Chief Justice Burger:
Q. Yes, but the thing is that the newspapers and newspaper reporters claim for themselves the right which this argument now would deny to the Government.
A. Mr. Justice, I know there is an appearance of unfairness of unevenness about it, but I think the answer that a reporter would make, and an answer that I find wholly persuasive, is that neither in this case nor in a c
ase like Caldwell does The New York Times nor does the reporter claim something for himself, but rather the claim is made in order to vindicate the First Amendment and those interests which that great document serves. Thank you.
Q. Thank you. Mr. Glendon.
Oral Argument by William R. Glendon, Esq., on Behalf of Respondent (The Washington Post)
Mr. Glendon: Mr. Chief Justice, Your Honors, General Griswold, Mr. Bickel, I think it might be helpful if I address my attention to the facts which lie behind these cases, or this case, The Washington Post case, as it comes before Your Honors, because I think we have heard here a familiar plea, familiar to us who have been involved in this case over the last intense week, that some more time is needed while the First Amendment is suspended. We first faced this question, Judge Gesell did, some week ago, and after a hearing on the temporary restraining order, unconvinced by the generality and lack of specificity, he denied the temporary restraining order.

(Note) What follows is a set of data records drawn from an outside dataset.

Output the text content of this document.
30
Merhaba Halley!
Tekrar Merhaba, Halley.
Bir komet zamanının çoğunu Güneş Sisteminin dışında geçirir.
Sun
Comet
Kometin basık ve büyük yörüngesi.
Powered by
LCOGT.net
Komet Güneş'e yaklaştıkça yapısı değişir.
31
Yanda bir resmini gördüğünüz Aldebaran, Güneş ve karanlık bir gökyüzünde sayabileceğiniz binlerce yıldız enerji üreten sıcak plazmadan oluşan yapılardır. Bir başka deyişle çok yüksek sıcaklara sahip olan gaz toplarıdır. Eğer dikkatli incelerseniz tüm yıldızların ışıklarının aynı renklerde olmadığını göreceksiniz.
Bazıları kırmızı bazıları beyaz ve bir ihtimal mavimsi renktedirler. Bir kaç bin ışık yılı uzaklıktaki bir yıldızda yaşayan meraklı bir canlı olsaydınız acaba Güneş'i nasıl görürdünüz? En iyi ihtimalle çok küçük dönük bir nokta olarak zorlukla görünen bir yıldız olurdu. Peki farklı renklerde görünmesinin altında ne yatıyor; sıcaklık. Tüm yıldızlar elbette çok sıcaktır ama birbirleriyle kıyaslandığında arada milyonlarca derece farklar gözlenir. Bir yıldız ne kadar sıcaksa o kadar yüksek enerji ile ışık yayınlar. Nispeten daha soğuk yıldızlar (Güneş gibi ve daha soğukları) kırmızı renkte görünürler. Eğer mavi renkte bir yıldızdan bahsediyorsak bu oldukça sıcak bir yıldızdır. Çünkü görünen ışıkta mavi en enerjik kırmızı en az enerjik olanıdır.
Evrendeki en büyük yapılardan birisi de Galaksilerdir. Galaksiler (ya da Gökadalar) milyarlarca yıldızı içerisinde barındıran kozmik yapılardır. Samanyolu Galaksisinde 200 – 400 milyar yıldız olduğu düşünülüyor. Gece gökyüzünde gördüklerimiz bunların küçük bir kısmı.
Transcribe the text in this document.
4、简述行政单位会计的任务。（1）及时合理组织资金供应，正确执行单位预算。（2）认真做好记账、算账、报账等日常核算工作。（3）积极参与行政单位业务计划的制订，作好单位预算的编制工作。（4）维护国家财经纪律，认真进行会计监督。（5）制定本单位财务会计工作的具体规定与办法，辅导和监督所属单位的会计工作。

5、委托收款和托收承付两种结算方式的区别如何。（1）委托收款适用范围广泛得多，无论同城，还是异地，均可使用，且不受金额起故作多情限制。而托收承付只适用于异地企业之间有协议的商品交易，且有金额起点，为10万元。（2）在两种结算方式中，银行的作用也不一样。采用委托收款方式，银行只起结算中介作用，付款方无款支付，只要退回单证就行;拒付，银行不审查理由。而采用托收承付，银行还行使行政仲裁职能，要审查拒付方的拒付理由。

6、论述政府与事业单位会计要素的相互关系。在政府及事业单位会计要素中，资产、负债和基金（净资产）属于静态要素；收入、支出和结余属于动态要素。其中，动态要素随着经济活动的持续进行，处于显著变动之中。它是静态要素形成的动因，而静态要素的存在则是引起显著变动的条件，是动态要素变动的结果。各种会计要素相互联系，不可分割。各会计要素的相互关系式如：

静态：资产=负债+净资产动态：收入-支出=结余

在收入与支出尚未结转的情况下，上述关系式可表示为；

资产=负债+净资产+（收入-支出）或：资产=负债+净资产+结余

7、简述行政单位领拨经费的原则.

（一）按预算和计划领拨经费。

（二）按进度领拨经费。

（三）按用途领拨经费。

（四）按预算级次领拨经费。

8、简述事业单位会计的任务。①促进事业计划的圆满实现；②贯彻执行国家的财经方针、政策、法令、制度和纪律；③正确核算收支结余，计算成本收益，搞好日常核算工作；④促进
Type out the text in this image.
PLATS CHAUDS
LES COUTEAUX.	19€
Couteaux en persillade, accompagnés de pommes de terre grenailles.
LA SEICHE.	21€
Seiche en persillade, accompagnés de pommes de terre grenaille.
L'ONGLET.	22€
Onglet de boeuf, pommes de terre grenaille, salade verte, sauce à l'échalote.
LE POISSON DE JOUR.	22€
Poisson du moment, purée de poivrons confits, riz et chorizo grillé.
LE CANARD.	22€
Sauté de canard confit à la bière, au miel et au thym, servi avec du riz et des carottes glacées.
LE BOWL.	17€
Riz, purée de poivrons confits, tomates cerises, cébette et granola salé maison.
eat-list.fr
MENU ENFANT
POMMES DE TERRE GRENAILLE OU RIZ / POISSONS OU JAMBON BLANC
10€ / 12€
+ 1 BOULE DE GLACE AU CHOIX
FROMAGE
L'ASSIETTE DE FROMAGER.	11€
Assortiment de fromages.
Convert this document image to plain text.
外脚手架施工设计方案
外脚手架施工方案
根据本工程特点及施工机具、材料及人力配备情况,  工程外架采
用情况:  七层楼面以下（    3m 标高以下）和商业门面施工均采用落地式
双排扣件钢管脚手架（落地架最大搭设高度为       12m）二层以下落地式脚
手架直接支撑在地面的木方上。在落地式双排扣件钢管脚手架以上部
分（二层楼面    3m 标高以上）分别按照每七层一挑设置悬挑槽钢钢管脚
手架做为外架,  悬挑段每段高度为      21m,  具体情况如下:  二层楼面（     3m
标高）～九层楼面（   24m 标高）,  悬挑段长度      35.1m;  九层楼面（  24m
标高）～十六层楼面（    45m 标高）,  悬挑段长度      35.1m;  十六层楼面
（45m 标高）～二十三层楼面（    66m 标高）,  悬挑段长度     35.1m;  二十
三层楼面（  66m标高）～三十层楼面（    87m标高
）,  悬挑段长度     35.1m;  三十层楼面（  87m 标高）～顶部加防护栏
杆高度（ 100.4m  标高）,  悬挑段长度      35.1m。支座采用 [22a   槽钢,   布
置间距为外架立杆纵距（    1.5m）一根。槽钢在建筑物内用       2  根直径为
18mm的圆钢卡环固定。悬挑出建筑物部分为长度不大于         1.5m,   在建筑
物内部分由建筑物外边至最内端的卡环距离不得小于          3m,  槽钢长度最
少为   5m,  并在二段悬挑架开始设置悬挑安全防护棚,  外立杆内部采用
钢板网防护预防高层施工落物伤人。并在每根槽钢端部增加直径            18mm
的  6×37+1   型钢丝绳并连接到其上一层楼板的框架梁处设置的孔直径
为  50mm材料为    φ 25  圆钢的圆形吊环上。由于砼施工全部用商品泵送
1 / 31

The Government, of course, as was its right, promptly went up to the Court of Appeals, and in an extraordinary late session—everything has been late, I may say in this case, late hours, anyway—the Court of Appeals, 2 to 1, Judges Robb and Robinson, granted a temporary restraining order to the Government to give them some time, and thus for the second time in two weeks, and the second time in 200 years, the United States succeeded in obtaining a prior restraint against the press.
Now, the Court of Appeals stated in its order that it would send it back, send it to the District Court, and the District Court would try it to determine whether the granting of an injunction for the publication of the material would so prejudice the defense interests of the United States or result in such irreparable injury to the United States as to justify the extraordinary relief that was asked, to wit, a prior restraint.
Justice Stewart:
Q. Before you proceed, Mr. Glendon, do you raise that as the proper test?
A. I think that is the proper test, Your Honor, yes. That is the test that we tried the case on, sir, and I think the implications of the words may require some development, and I am sure there will be arguments as to exactly what those words mean, but that is the test we tried the case on.